What makes Qatar 2022 of such relevance that these English journalists flock to Zurich to cover a non-event? What is it that motivates the best sports journalists in the world to focus on an event that will happen roughly a decade from now? Not tomorrow, not next year, not in 2018 but in 2022?
Is it a suspicion of the ‘B’ word and all the evil that it implies? As Crusaders, this is a morally driven country that knows no bribes (the alleged BAe and Saudi deal was an exception), knows no match-fixing (the thing with the Aussie scandal where Brits allegedly pulled the strings was an exception), knows no corruption (the pharmaceutical firms that are presently suffering from the same in China were an exception), and where its own FA has never seen a scandal (Triesman’s resignation for having mumbled a few sweet things too many to a lady admirer must be an exception). A country such as this will of course hold its principles of fair play high above other people’s alleged corruption, bribes, match-fixing and, ultimate, downfall. You just know it is going to happen, it’s just so obvious. I see it. Don’t you?

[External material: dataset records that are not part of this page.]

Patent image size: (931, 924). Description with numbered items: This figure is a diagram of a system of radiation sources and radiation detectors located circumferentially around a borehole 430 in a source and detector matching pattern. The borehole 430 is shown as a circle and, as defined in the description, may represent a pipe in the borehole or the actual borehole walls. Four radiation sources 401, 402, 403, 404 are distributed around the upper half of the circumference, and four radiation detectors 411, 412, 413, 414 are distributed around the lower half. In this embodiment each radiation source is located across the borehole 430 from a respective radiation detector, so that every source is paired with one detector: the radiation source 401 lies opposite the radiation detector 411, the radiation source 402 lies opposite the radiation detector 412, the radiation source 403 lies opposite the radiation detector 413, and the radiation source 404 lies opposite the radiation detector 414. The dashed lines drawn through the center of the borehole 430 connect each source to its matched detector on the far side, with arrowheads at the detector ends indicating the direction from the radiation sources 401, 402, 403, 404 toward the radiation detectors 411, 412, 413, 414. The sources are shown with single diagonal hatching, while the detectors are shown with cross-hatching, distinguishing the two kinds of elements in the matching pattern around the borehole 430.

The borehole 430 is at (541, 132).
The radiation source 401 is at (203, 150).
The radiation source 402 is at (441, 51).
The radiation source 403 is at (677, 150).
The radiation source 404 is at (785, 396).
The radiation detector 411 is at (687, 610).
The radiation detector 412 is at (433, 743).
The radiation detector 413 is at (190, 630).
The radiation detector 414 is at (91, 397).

Author’s note: occasionally, the Editor of IWF has been approached by readers who complain that the INSIDE Insight column is (usually) not attributed to an author. Here is a suggestion, then: please complain to the FT that the Lex Column has never carried a byline. Please also complain to Der Spiegel that many of its articles do not carry a name. Furthermore, kindly refer to Private Eye and violently complain about articles that carry a ridiculous alias or are not signed at all. Lastly, please complain to the authors of the Bible for their ludicrous omission of any traceable by-line, despite the fact that hundreds of millions of well-meaning, God-fearing people around the globe take every single word for granted.